The encrypted IPSec connection is established between the road warrior and the firewall, though usually the computer you want to connect to isn't the firewall, but another computer on a network behind the firewall. This computer does not detect the IPSec tunnel, but sends data unencrypted to the road warrior as in any open connection. If the IPSec tunnel is disconnected, the computer on the internal network will not detect this, and keep on sending unencrypted data to the IP address of the road warrior. As the IPSec tunnel no longer exist, the data will be sent unencrypted to the insecure network. Blacklisting prevents this by blocking all packets for a certain time period.

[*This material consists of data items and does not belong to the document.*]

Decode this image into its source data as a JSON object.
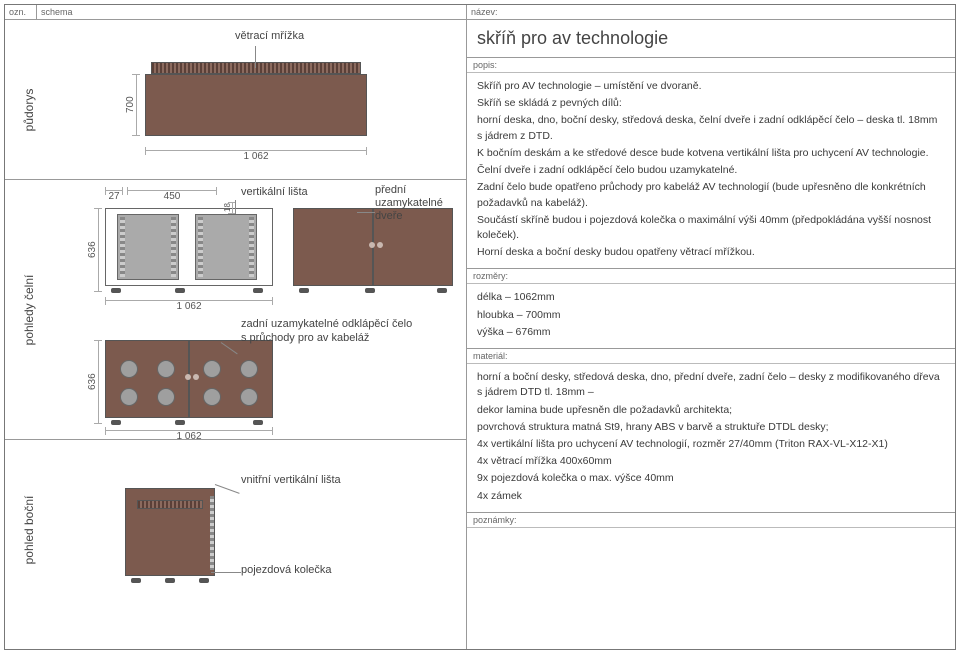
{
  "header": {
    "ozn": "ozn.",
    "schema": "schema",
    "nazev": "název:"
  },
  "left": {
    "top": {
      "section_label": "půdorys",
      "callout_top": "větrací mřížka",
      "dim_width": "1 062",
      "dim_depth": "700"
    },
    "mid": {
      "section_label": "pohledy čelní",
      "dim_27": "27",
      "dim_450": "450",
      "dim_18": "18",
      "dim_636a": "636",
      "dim_636b": "636",
      "dim_1062a": "1 062",
      "dim_1062b": "1 062",
      "callout_vert_lista": "vertikální lišta",
      "callout_front_door_l1": "přední",
      "callout_front_door_l2": "uzamykatelné",
      "callout_front_door_l3": "dveře",
      "callout_back_panel_l1": "zadní uzamykatelné odklápěcí čelo",
      "callout_back_panel_l2": "s průchody pro av kabeláž"
    },
    "bot": {
      "section_label": "pohled boční",
      "callout_inner_rail": "vnitřní vertikální lišta",
      "callout_caster": "pojezdová kolečka"
    }
  },
  "right": {
    "title": "skříň pro av technologie",
    "popis_label": "popis:",
    "popis_lines": [
      "Skříň pro AV technologie – umístění ve dvoraně.",
      "Skříň se skládá z pevných dílů:",
      "horní deska, dno, boční desky, středová deska, čelní dveře i zadní odklápěcí čelo – deska tl. 18mm s jádrem z DTD.",
      "K bočním deskám a ke středové desce bude kotvena vertikální lišta pro uchycení AV technologie.",
      "Čelní dveře i zadní odklápěcí čelo budou uzamykatelné.",
      "Zadní čelo bude opatřeno průchody pro kabeláž AV technologií (bude upřesněno dle konkrétních požadavků na kabeláž).",
      "Součástí skříně budou i pojezdová kolečka o maximální výši 40mm (předpokládána vyšší nosnost koleček).",
      "Horní deska a boční desky budou opatřeny větrací mřížkou."
    ],
    "rozmery_label": "rozměry:",
    "rozmery_lines": [
      "délka – 1062mm",
      "hloubka – 700mm",
      "výška – 676mm"
    ],
    "material_label": "materiál:",
    "material_lines": [
      "horní a boční desky, středová deska, dno, přední dveře, zadní čelo – desky z modifikovaného dřeva s jádrem DTD tl. 18mm –",
      "dekor lamina bude upřesněn dle požadavků architekta;",
      "povrchová struktura matná St9, hrany ABS v barvě a struktuře DTDL desky;",
      "4x vertikální lišta pro uchycení AV technologií, rozměr 27/40mm (Triton RAX-VL-X12-X1)",
      "4x větrací mřížka 400x60mm",
      "9x pojezdová kolečka o max. výšce 40mm",
      "4x zámek"
    ],
    "poznamky_label": "poznámky:"
  }
}
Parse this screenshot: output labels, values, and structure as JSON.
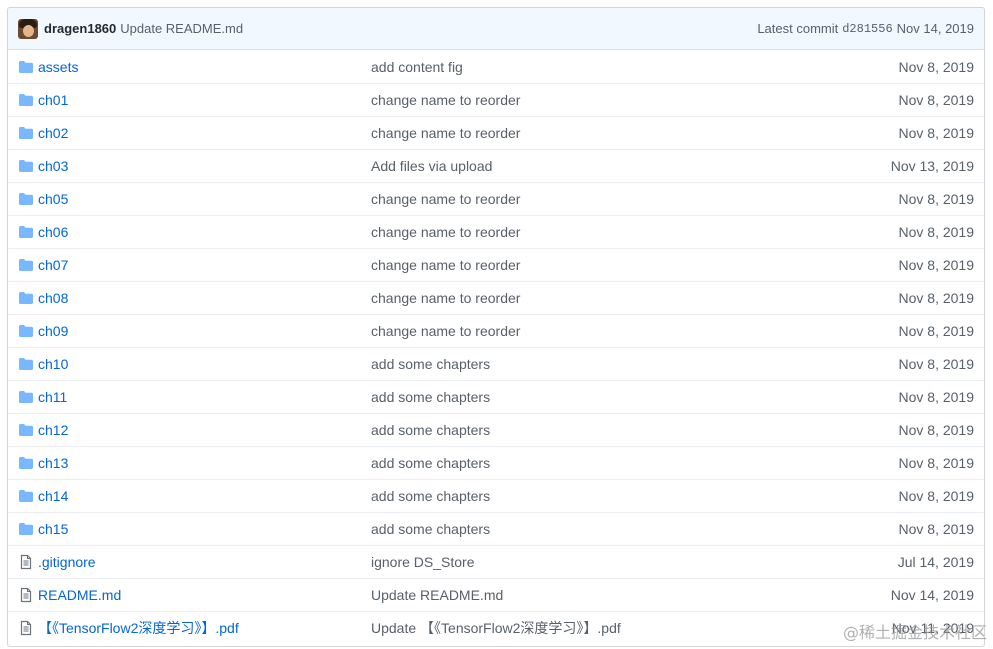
{
  "latest_commit": {
    "author": "dragen1860",
    "message": "Update README.md",
    "label": "Latest commit",
    "sha": "d281556",
    "date": "Nov 14, 2019"
  },
  "files": [
    {
      "name": "assets",
      "type": "dir",
      "message": "add content fig",
      "date": "Nov 8, 2019"
    },
    {
      "name": "ch01",
      "type": "dir",
      "message": "change name to reorder",
      "date": "Nov 8, 2019"
    },
    {
      "name": "ch02",
      "type": "dir",
      "message": "change name to reorder",
      "date": "Nov 8, 2019"
    },
    {
      "name": "ch03",
      "type": "dir",
      "message": "Add files via upload",
      "date": "Nov 13, 2019"
    },
    {
      "name": "ch05",
      "type": "dir",
      "message": "change name to reorder",
      "date": "Nov 8, 2019"
    },
    {
      "name": "ch06",
      "type": "dir",
      "message": "change name to reorder",
      "date": "Nov 8, 2019"
    },
    {
      "name": "ch07",
      "type": "dir",
      "message": "change name to reorder",
      "date": "Nov 8, 2019"
    },
    {
      "name": "ch08",
      "type": "dir",
      "message": "change name to reorder",
      "date": "Nov 8, 2019"
    },
    {
      "name": "ch09",
      "type": "dir",
      "message": "change name to reorder",
      "date": "Nov 8, 2019"
    },
    {
      "name": "ch10",
      "type": "dir",
      "message": "add some chapters",
      "date": "Nov 8, 2019"
    },
    {
      "name": "ch11",
      "type": "dir",
      "message": "add some chapters",
      "date": "Nov 8, 2019"
    },
    {
      "name": "ch12",
      "type": "dir",
      "message": "add some chapters",
      "date": "Nov 8, 2019"
    },
    {
      "name": "ch13",
      "type": "dir",
      "message": "add some chapters",
      "date": "Nov 8, 2019"
    },
    {
      "name": "ch14",
      "type": "dir",
      "message": "add some chapters",
      "date": "Nov 8, 2019"
    },
    {
      "name": "ch15",
      "type": "dir",
      "message": "add some chapters",
      "date": "Nov 8, 2019"
    },
    {
      "name": ".gitignore",
      "type": "file",
      "message": "ignore DS_Store",
      "date": "Jul 14, 2019"
    },
    {
      "name": "README.md",
      "type": "file",
      "message": "Update README.md",
      "date": "Nov 14, 2019"
    },
    {
      "name": "【《TensorFlow2深度学习》】.pdf",
      "type": "file",
      "message": "Update 【《TensorFlow2深度学习》】.pdf",
      "date": "Nov 11, 2019"
    }
  ],
  "watermark": "@稀土掘金技术社区",
  "colors": {
    "folder": "#79b8ff",
    "link": "#0366d6",
    "header_bg": "#f1f8ff"
  },
  "icons": {
    "dir": "folder-icon",
    "file": "file-icon"
  }
}
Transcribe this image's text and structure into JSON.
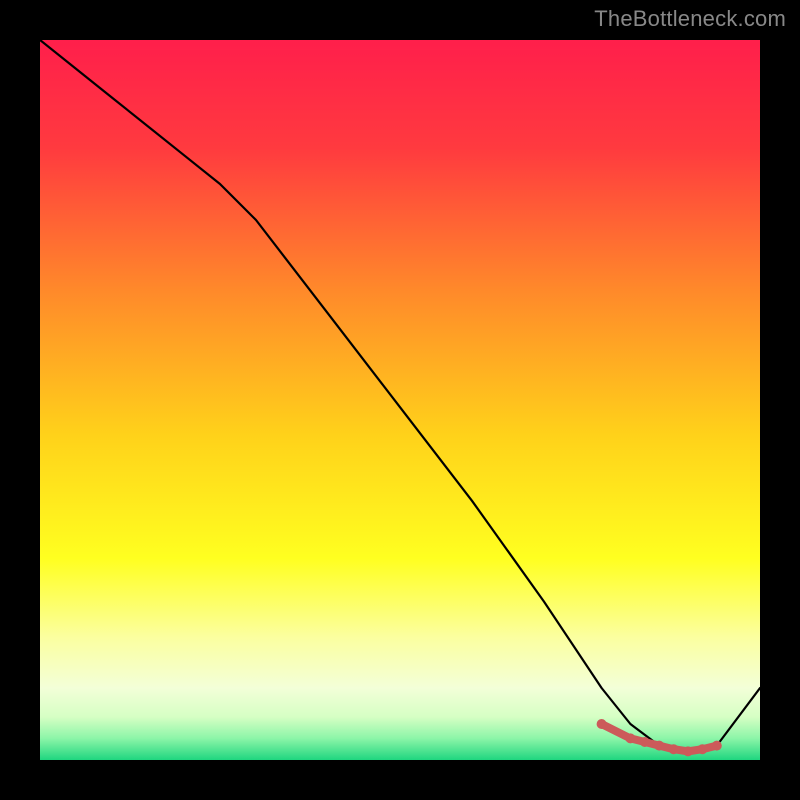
{
  "watermark": "TheBottleneck.com",
  "chart_data": {
    "type": "line",
    "title": "",
    "xlabel": "",
    "ylabel": "",
    "xlim": [
      0,
      100
    ],
    "ylim": [
      0,
      100
    ],
    "series": [
      {
        "name": "curve",
        "color": "#000000",
        "x": [
          0,
          10,
          20,
          25,
          30,
          40,
          50,
          60,
          70,
          78,
          82,
          86,
          90,
          94,
          100
        ],
        "y": [
          100,
          92,
          84,
          80,
          75,
          62,
          49,
          36,
          22,
          10,
          5,
          2,
          1,
          2,
          10
        ]
      }
    ],
    "marker_band": {
      "name": "optimum",
      "color": "#cc5a5a",
      "x": [
        78,
        82,
        84,
        86,
        88,
        90,
        92,
        94
      ],
      "y": [
        5,
        3,
        2.5,
        2,
        1.5,
        1.2,
        1.5,
        2
      ]
    },
    "background_gradient": {
      "stops": [
        {
          "pos": 0.0,
          "color": "#ff1f4b"
        },
        {
          "pos": 0.15,
          "color": "#ff3a3f"
        },
        {
          "pos": 0.35,
          "color": "#ff8a2a"
        },
        {
          "pos": 0.55,
          "color": "#ffd21a"
        },
        {
          "pos": 0.72,
          "color": "#ffff20"
        },
        {
          "pos": 0.83,
          "color": "#fbffa0"
        },
        {
          "pos": 0.9,
          "color": "#f3ffd8"
        },
        {
          "pos": 0.94,
          "color": "#d6ffc4"
        },
        {
          "pos": 0.97,
          "color": "#8cf5a8"
        },
        {
          "pos": 1.0,
          "color": "#1fd67f"
        }
      ]
    }
  }
}
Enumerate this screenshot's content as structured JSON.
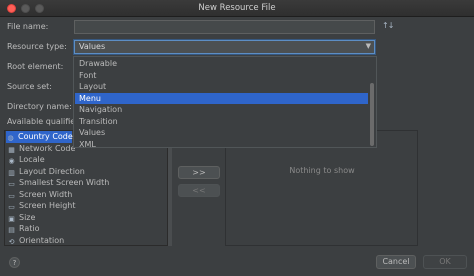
{
  "window": {
    "title": "New Resource File"
  },
  "form": {
    "file_name_label": "File name:",
    "file_name_value": "",
    "sort_icon": "sort-icon",
    "resource_type_label": "Resource type:",
    "resource_type_value": "Values",
    "root_element_label": "Root element:",
    "source_set_label": "Source set:",
    "directory_name_label": "Directory name:",
    "available_qualifiers_label": "Available qualifie"
  },
  "dropdown": {
    "options": [
      "Drawable",
      "Font",
      "Layout",
      "Menu",
      "Navigation",
      "Transition",
      "Values",
      "XML"
    ],
    "highlighted": "Menu"
  },
  "qualifiers": [
    {
      "label": "Country Code",
      "icon": "globe-icon",
      "selected": true
    },
    {
      "label": "Network Code",
      "icon": "network-icon",
      "selected": false
    },
    {
      "label": "Locale",
      "icon": "locale-icon",
      "selected": false
    },
    {
      "label": "Layout Direction",
      "icon": "direction-icon",
      "selected": false
    },
    {
      "label": "Smallest Screen Width",
      "icon": "screen-icon",
      "selected": false
    },
    {
      "label": "Screen Width",
      "icon": "screen-icon",
      "selected": false
    },
    {
      "label": "Screen Height",
      "icon": "screen-icon",
      "selected": false
    },
    {
      "label": "Size",
      "icon": "size-icon",
      "selected": false
    },
    {
      "label": "Ratio",
      "icon": "ratio-icon",
      "selected": false
    },
    {
      "label": "Orientation",
      "icon": "orientation-icon",
      "selected": false
    }
  ],
  "chosen": {
    "empty_text": "Nothing to show"
  },
  "buttons": {
    "add": ">>",
    "remove": "<<",
    "help": "?",
    "cancel": "Cancel",
    "ok": "OK"
  },
  "colors": {
    "selection": "#2f65ca",
    "background": "#3c3f41",
    "close_button": "#fe5f57"
  }
}
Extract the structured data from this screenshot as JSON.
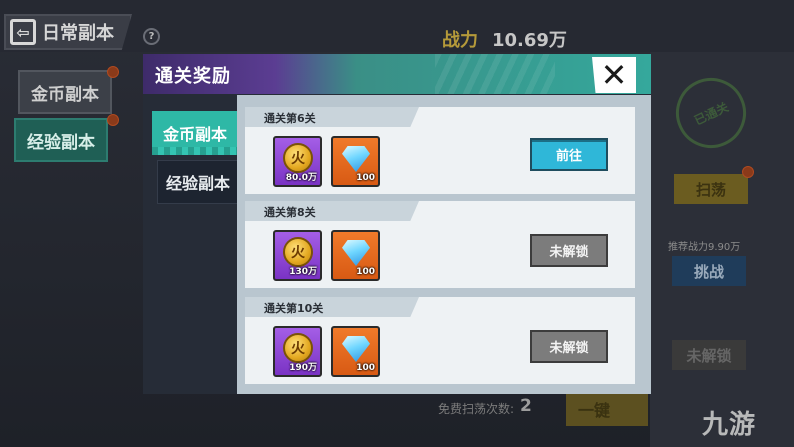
{
  "background": {
    "back_button_label": "日常副本",
    "help_icon": "?",
    "power_label": "战力",
    "power_value": "10.69万",
    "side_tabs": [
      "金币副本",
      "经验副本"
    ],
    "stamp_text": "已通关",
    "sweep_label": "扫荡",
    "recommended_power": "推荐战力9.90万",
    "challenge_label": "挑战",
    "locked_label": "未解锁",
    "free_sweep_label": "免费扫荡次数:",
    "free_sweep_count": "2",
    "one_key_label": "一键",
    "watermark": "九游"
  },
  "dialog": {
    "title": "通关奖励",
    "close_icon": "close-icon",
    "tabs": [
      {
        "label": "金币副本",
        "active": true
      },
      {
        "label": "经验副本",
        "active": false
      }
    ],
    "rewards": [
      {
        "stage": "通关第6关",
        "items": [
          {
            "icon": "gold-coin-icon",
            "coin_glyph": "火",
            "amount": "80.0万"
          },
          {
            "icon": "diamond-icon",
            "amount": "100"
          }
        ],
        "action": "前往",
        "action_state": "active"
      },
      {
        "stage": "通关第8关",
        "items": [
          {
            "icon": "gold-coin-icon",
            "coin_glyph": "火",
            "amount": "130万"
          },
          {
            "icon": "diamond-icon",
            "amount": "100"
          }
        ],
        "action": "未解锁",
        "action_state": "locked"
      },
      {
        "stage": "通关第10关",
        "items": [
          {
            "icon": "gold-coin-icon",
            "coin_glyph": "火",
            "amount": "190万"
          },
          {
            "icon": "diamond-icon",
            "amount": "100"
          }
        ],
        "action": "未解锁",
        "action_state": "locked"
      }
    ]
  },
  "colors": {
    "accent_teal": "#2eb8a6",
    "header_purple": "#5b3d92",
    "go_button": "#2fb7d8",
    "locked_button": "#7c7c7c"
  }
}
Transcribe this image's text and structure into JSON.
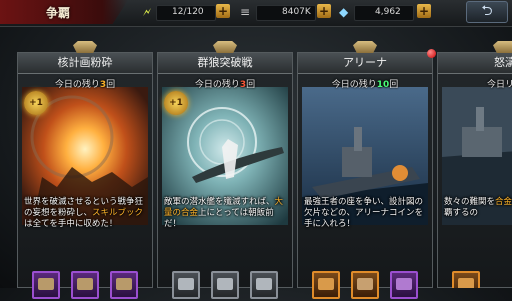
{
  "header": {
    "title": "争覇",
    "stamina": "12/120",
    "silver": "8407K",
    "diamonds": "4,962",
    "plus_label": "+",
    "back_label": "⮌"
  },
  "cards": [
    {
      "name": "核計画粉砕",
      "remaining_prefix": "今日の残り",
      "remaining_count": "3",
      "remaining_suffix": "回",
      "badge": "+1",
      "desc_a": "世界を破滅させるという戦争狂の妄想を粉砕し、",
      "desc_hl": "スキルブック",
      "desc_b": "は全てを手中に収めた！",
      "reward_color": "purple"
    },
    {
      "name": "群狼突破戦",
      "remaining_prefix": "今日の残り",
      "remaining_count": "3",
      "remaining_suffix": "回",
      "badge": "+1",
      "desc_a": "敵軍の潜水艦を殲滅すれば、",
      "desc_hl": "大量の合金",
      "desc_b": "上にとっては朝飯前だ！",
      "reward_color": "grey"
    },
    {
      "name": "アリーナ",
      "remaining_prefix": "今日の残り",
      "remaining_count": "10",
      "remaining_suffix": "回",
      "badge": "",
      "desc_a": "",
      "desc_hl": "",
      "desc_b": "最強王者の座を争い、設計図の欠片などの、アリーナコインを手に入れろ！",
      "reward_color": "orange"
    },
    {
      "name": "怒濤",
      "remaining_prefix": "今日",
      "remaining_count": "",
      "remaining_suffix": "リセ",
      "badge": "",
      "desc_a": "数々の難関を",
      "desc_hl": "合金",
      "desc_b": "を勝ち取れ 制覇するの",
      "reward_color": "orange"
    }
  ]
}
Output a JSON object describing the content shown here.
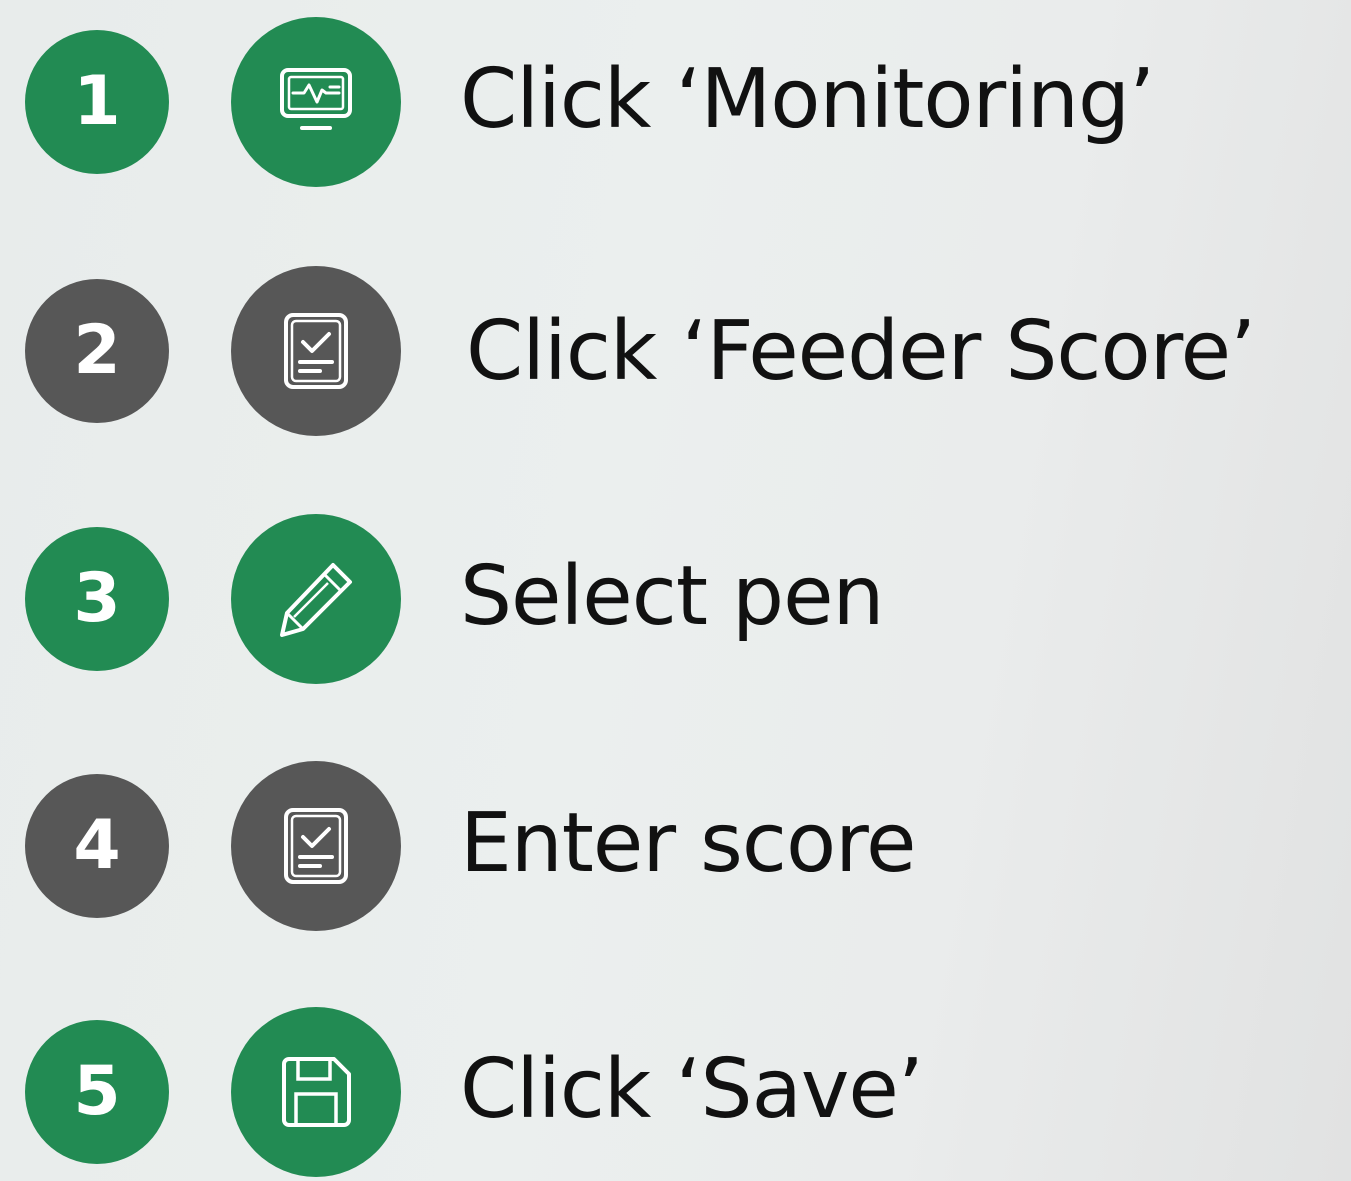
{
  "colors": {
    "green": "#228b53",
    "grey": "#575757",
    "text": "#111111",
    "background": "#eaeeed"
  },
  "steps": [
    {
      "number": "1",
      "label": "Click ‘Monitoring’",
      "icon": "monitor-pulse-icon",
      "color": "green"
    },
    {
      "number": "2",
      "label": "Click ‘Feeder Score’",
      "icon": "clipboard-check-icon",
      "color": "grey"
    },
    {
      "number": "3",
      "label": "Select pen",
      "icon": "pencil-icon",
      "color": "green"
    },
    {
      "number": "4",
      "label": "Enter score",
      "icon": "clipboard-check-icon",
      "color": "grey"
    },
    {
      "number": "5",
      "label": "Click ‘Save’",
      "icon": "save-icon",
      "color": "green"
    }
  ]
}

When blacklisting of a connection is possible, an asterisk ('*') will appear in the Blacklist field. The time interval for blacklisting is set on the IPSec Settings page.
Blacklisting can produce unwanted effects if a computer allows access from both IPSec clients and unencrypted clients, and where the clients share the same IP address. The effect is that the unencrypted clients can't reach the computer for the blacklisting interval. The chance that this occurs is small, and it is no security threat.
ISAKMP key lifetime
Here, the lifetime for encryption keys is set. A common value for this parameter is 1 hour (3600 seconds) and the maximum value is 48 hours (172,800 seconds). The time interval must be the same on both computers creating the VPN tunnel.
The length of this time interval is a balance between security and fast data flow. The longer time the same key is used, the more vulnerable the system is for cracking of this key. On the other hand, if the time interval is very short, a high rate of the data traffic is used for negotiating new encryption keys.
Some implementations of IPSec name this parameter IKE key lifetime.
Delete row
If you select this box, the row is deleted when you click on Add new rows, Save, or Look up all IP addresses again.
Add new rows
Enter the number of new rows you want to add to the table, and then click on Add new rows.
Save
Saves the IPsec Peers configuration to the preliminary configuration.
Undo
Clears and resets all fields in new rows and resets changes in old rows.
Look up all IP addresses again
Looks up the IP addresses for all DNS names on this page in the DNS servers you entered on the Basic Configuration page.